Home care programs are challenged with managing increasing costs while maintaining service levels within fixed funding allocations. In most provinces, per capita spending on home care is well below that of residential care facilities or hospitals. The factors contributing to the escalation of home care costs include a progressively aging population who use more health services, rising consumer expectations for services in their homes, increased client acuity, health care reform, staff expenses, plus the growing demand for technology and equipment.

 

 

Access

 

Increasing demand, geographic dispersion and lack of consistency in scope of services within regions across the country affects access to home care services.
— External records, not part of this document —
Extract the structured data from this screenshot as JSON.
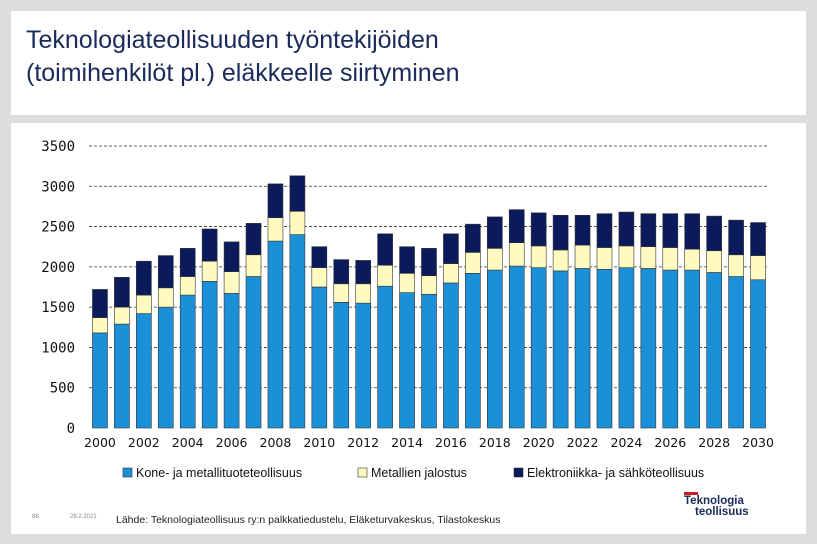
{
  "page": {
    "title_line1": "Teknologiateollisuuden työntekijöiden",
    "title_line2": "(toimihenkilöt pl.) eläkkeelle siirtyminen",
    "slide_number": "88",
    "date": "28.2.2021",
    "source": "Lähde: Teknologiateollisuus ry:n palkkatiedustelu, Eläketurvakeskus, Tilastokeskus",
    "logo_line1": "Teknologia",
    "logo_line2": "teollisuus"
  },
  "colors": {
    "kone": "#1b8fd8",
    "metalli": "#fffbc0",
    "elektro": "#0a1a5a",
    "logo_accent": "#cc1d27"
  },
  "chart_data": {
    "type": "bar",
    "stacked": true,
    "title": "",
    "xlabel": "",
    "ylabel": "",
    "ylim": [
      0,
      3500
    ],
    "yticks": [
      0,
      500,
      1000,
      1500,
      2000,
      2500,
      3000,
      3500
    ],
    "grid": "horizontal dashed",
    "legend_position": "bottom",
    "categories": [
      "2000",
      "2001",
      "2002",
      "2003",
      "2004",
      "2005",
      "2006",
      "2007",
      "2008",
      "2009",
      "2010",
      "2011",
      "2012",
      "2013",
      "2014",
      "2015",
      "2016",
      "2017",
      "2018",
      "2019",
      "2020",
      "2021",
      "2022",
      "2023",
      "2024",
      "2025",
      "2026",
      "2027",
      "2028",
      "2029",
      "2030"
    ],
    "xtick_labels": [
      "2000",
      "2002",
      "2004",
      "2006",
      "2008",
      "2010",
      "2012",
      "2014",
      "2016",
      "2018",
      "2020",
      "2022",
      "2024",
      "2026",
      "2028",
      "2030"
    ],
    "series": [
      {
        "name": "Kone- ja metallituoteteollisuus",
        "color_key": "kone",
        "values": [
          1180,
          1290,
          1420,
          1500,
          1650,
          1820,
          1670,
          1880,
          2320,
          2400,
          1750,
          1560,
          1550,
          1760,
          1680,
          1660,
          1800,
          1920,
          1960,
          2010,
          1990,
          1950,
          1980,
          1970,
          1990,
          1980,
          1960,
          1960,
          1930,
          1880,
          1840
        ]
      },
      {
        "name": "Metallien jalostus",
        "color_key": "metalli",
        "values": [
          190,
          210,
          230,
          240,
          230,
          250,
          270,
          270,
          290,
          290,
          240,
          230,
          240,
          260,
          240,
          230,
          240,
          260,
          270,
          290,
          270,
          260,
          290,
          270,
          270,
          270,
          280,
          260,
          270,
          270,
          300
        ]
      },
      {
        "name": "Elektroniikka- ja sähköteollisuus",
        "color_key": "elektro",
        "values": [
          350,
          370,
          420,
          400,
          350,
          400,
          370,
          390,
          420,
          440,
          260,
          300,
          290,
          390,
          330,
          340,
          370,
          350,
          390,
          410,
          410,
          430,
          370,
          420,
          420,
          410,
          420,
          440,
          430,
          430,
          410
        ]
      }
    ]
  }
}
In a 2003 survey 35% of Canadians expressed dissatisfaction with access to home and community care.

 

 

Human Resources

 

Recruitment and retention of trained staff is a constant challenge for all home care programs across Canada. There are currently over 32,300 home support workers, 12,000 nurses and 2,600 therapists working in home care across Canada. Over 50-70% of the current workforce is 40 years and older.

 

Informal / family caregivers are facing increasing demands to participate in care and often experience burnout that results in a lack of support for those in need. It is estimated that close to 3 million Canadians provided care to someone in the home with a chronic disease or disability. The top three (3) needs identified by informal / family caregivers to support them included: information on community services for care recipients (43%), information, advice or training on how to provide care (33%), and respite care (31%).